Background: Perivascular adipose tissue (PVAT) functions mostly to increase vasodilation in healthy conditions, but increases vasoconstriction in diseased states. During pregnancy, adipose tissue expands, and uterine arteries (UTA) undergo substantial remodeling. Previously, our laboratory showed that uterine PVAT potentiates contractile responses in UTA from pregnant but not in arteries from non-pregnant rats. It is unknown, however, if the effects of uterine PVAT are vascular bed specific and if they are mediated by pregnancy.

Hypothesis: Uterine PVAT potentiates contractions in maternal arteries independently of vascular bed and this pro-contractile property is mediated by pregnancy specific factors.

Methods: Sprague-Dawley pregnant rats were sacrificed on gestational day 16 (term=21-22) and aged-matched non-pregnant rats were used as controls. Uterine PVAT, and isolated segments of UTA and mesenteric arteries (MES) mounted onto a wire myograph. To determine whether uterine PVAT has pro-contractile effects independently of vascular bed, pregnant UTA and MES were incubated with uterine PVAT (0.1 g) for 30 minutes. To determine whether the pro-contractile effects of uterine PVAT are mediated by pregnancy specific changes, UTA from pregnant and non-pregnant rats were incubated for 30 minutes with non-pregnant PVAT (0.1 g) and pregnant PVAT (0.1 g), respectively. Concentration response curves to potassium chloride (KCl, 4.7 – 80 mM) were performed in all arteries. Force generated at each KCl concentration was expressed in mN and area under the curve (AUC) was used to quantify total contraction.

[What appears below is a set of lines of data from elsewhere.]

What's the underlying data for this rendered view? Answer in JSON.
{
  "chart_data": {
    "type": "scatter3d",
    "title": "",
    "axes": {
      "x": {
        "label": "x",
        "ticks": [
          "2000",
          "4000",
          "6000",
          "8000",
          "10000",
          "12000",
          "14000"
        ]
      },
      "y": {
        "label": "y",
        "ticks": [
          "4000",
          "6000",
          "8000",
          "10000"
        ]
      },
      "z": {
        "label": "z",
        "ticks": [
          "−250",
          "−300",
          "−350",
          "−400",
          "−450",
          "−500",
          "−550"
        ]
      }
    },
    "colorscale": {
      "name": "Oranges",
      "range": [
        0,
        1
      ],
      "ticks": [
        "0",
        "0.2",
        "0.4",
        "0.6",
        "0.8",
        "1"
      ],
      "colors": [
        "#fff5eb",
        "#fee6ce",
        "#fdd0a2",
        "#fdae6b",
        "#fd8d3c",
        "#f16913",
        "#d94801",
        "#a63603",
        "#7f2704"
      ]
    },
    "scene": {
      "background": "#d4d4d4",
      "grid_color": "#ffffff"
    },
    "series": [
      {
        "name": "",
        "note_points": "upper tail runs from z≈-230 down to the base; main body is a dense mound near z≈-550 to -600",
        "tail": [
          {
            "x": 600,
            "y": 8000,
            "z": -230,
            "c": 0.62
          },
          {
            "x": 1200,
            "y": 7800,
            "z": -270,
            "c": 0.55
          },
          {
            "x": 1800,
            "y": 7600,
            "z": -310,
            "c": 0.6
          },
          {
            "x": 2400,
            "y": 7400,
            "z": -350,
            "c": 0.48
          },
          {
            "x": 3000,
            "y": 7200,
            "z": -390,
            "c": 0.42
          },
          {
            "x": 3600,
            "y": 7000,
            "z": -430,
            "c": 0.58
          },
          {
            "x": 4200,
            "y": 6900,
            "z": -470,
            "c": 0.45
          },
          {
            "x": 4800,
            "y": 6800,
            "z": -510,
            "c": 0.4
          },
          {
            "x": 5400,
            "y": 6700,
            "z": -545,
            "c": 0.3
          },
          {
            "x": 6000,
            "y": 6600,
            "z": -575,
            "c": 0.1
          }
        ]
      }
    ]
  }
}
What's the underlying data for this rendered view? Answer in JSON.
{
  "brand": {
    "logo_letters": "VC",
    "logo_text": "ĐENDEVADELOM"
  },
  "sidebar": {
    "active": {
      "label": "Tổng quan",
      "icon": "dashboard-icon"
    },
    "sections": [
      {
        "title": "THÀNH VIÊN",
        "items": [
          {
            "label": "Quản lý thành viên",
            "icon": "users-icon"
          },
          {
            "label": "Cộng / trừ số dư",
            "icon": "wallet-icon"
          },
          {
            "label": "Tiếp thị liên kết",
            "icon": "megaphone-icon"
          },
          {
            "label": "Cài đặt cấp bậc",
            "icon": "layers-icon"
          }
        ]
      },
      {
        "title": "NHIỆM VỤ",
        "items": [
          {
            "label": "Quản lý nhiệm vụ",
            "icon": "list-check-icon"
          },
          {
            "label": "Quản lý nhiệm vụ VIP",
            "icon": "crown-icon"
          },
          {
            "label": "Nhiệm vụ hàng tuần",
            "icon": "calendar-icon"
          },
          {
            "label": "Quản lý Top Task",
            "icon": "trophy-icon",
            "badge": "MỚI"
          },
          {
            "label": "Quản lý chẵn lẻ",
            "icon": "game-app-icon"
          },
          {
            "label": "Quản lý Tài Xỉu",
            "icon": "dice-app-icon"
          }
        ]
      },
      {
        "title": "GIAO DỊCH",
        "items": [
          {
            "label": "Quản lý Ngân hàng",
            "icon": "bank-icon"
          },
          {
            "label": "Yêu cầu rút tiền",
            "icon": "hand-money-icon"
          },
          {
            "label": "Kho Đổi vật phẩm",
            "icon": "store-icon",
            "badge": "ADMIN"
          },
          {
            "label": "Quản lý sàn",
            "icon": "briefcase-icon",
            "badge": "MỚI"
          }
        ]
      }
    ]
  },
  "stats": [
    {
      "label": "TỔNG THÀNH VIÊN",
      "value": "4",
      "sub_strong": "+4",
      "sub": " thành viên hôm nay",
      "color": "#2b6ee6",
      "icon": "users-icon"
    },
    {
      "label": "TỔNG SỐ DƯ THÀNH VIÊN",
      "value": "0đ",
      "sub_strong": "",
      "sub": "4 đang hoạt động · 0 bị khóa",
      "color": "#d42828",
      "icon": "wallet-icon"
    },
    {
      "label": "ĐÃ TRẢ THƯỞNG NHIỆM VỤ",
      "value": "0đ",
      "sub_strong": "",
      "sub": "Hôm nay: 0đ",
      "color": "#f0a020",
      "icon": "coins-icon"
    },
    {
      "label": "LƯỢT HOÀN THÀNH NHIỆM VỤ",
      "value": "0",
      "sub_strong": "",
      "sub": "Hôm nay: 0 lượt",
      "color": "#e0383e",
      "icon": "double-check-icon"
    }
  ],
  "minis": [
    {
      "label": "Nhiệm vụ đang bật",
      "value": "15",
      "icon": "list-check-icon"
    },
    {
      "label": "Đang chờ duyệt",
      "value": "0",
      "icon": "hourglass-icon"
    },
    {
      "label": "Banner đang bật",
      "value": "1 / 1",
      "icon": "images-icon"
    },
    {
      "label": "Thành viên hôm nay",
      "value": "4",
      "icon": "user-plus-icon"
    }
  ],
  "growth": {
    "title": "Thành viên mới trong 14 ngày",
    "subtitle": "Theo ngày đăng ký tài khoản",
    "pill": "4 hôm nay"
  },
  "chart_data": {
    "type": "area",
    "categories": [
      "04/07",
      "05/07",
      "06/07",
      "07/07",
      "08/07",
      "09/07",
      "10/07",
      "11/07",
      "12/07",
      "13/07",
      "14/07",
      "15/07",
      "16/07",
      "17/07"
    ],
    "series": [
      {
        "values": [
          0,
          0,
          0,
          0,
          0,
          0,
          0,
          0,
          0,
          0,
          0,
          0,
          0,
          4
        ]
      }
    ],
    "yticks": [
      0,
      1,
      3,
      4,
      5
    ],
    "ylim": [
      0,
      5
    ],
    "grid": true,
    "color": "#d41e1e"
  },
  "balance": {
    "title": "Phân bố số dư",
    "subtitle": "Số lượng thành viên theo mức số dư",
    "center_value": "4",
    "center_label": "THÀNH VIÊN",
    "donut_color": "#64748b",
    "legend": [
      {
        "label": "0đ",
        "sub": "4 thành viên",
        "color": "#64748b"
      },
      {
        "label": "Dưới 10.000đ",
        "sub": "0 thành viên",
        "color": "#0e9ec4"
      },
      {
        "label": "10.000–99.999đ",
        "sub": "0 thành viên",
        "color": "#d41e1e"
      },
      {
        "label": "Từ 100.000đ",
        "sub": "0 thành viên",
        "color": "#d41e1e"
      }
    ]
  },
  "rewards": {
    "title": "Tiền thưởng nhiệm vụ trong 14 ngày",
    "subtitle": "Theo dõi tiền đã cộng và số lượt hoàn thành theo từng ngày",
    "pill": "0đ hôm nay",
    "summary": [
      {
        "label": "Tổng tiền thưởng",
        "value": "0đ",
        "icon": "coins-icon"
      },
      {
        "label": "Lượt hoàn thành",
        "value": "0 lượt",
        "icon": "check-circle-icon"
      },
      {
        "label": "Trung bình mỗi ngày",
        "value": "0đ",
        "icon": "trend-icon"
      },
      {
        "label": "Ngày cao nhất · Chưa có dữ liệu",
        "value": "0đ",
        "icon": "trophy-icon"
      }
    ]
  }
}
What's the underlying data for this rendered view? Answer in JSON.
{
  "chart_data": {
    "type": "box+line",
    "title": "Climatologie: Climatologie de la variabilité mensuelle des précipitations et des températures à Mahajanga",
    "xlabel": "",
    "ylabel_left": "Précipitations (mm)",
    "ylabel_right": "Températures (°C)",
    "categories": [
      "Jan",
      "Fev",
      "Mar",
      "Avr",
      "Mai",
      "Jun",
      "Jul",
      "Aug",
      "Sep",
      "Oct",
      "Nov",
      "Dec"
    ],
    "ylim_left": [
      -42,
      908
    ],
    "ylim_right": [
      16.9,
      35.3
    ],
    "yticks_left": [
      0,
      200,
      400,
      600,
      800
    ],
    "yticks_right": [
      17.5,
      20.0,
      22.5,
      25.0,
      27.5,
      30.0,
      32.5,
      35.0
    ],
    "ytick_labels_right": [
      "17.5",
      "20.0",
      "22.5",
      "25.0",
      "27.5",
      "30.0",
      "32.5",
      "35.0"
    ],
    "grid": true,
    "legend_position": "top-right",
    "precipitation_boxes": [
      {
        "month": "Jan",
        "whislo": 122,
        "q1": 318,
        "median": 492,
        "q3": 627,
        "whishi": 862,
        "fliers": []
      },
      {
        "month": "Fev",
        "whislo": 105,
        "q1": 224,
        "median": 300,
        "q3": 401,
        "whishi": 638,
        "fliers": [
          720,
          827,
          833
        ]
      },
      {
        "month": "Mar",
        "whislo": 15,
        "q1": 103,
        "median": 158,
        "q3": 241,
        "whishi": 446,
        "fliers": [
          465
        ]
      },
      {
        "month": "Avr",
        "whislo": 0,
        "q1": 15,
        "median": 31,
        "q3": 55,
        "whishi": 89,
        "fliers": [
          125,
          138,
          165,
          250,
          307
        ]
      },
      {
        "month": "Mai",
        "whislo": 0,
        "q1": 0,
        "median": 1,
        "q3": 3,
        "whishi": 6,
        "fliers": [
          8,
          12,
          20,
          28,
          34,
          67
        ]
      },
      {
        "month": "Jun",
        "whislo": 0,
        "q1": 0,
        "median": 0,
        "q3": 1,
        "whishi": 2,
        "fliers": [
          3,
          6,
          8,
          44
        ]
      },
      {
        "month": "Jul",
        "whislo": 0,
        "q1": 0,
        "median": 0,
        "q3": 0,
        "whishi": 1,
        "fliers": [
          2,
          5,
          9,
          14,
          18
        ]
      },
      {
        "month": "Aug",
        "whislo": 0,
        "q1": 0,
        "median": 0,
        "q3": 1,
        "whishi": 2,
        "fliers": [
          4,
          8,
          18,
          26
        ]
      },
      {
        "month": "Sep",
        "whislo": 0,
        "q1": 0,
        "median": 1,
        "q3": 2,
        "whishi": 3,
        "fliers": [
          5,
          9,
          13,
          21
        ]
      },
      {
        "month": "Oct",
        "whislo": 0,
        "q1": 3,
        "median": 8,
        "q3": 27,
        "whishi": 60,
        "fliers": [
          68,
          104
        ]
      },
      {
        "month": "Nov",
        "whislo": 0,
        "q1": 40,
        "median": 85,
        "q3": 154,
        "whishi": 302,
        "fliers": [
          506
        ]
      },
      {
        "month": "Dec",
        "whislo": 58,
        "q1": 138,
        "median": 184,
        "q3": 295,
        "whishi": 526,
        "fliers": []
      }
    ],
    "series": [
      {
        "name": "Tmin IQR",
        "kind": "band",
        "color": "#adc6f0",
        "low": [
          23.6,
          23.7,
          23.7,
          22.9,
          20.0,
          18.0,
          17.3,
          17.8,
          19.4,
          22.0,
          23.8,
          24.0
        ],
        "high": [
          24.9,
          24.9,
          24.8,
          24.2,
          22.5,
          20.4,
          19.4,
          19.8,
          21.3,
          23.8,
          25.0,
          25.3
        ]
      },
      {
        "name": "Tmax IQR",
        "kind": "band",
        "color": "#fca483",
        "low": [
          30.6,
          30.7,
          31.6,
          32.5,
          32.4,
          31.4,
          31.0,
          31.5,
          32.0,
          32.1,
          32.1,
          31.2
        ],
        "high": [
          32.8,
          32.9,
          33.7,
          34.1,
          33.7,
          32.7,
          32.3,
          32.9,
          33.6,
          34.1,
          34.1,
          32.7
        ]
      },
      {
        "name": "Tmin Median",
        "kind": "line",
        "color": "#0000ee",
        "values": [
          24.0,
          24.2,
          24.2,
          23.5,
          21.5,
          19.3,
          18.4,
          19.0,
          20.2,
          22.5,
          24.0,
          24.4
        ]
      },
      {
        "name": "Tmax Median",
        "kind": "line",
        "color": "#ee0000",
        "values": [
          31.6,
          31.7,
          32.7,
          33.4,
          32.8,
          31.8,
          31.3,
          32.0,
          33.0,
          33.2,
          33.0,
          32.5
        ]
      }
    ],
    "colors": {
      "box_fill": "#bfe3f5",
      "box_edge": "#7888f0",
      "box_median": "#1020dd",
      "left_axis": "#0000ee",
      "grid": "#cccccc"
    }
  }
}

Results: MES from pregnant rats had increased contractile responses to KCl when incubated with uterine PVAT (AUC, -PVAT: 366±46 vs. +PVAT: 529±53, P = 0.02). UTA from pregnant rats had increased contractile responses to KCl when incubated with uterine PVAT (AUC, -PVAT: 893±40 vs. +PVAT: 1092±59, p=0.004). Preliminary data showed that PVAT from non-pregnant rats increased contractile responses in UTA from pregnant rats (KCl 30 mM, -PVAT: 4.7±0.9 mN vs. +PVAT: 11.4±1.4 mN, p=0.047). Pregnant PVAT had no effect on UTA from non-pregnant rats (p>0.05).

Conclusions: Uterine perivascular adipose tissue potentiates vasoconstriction in both uterine and mesenteric arteries from pregnant rats. These effects may be due to vascular remodeling during pregnancy.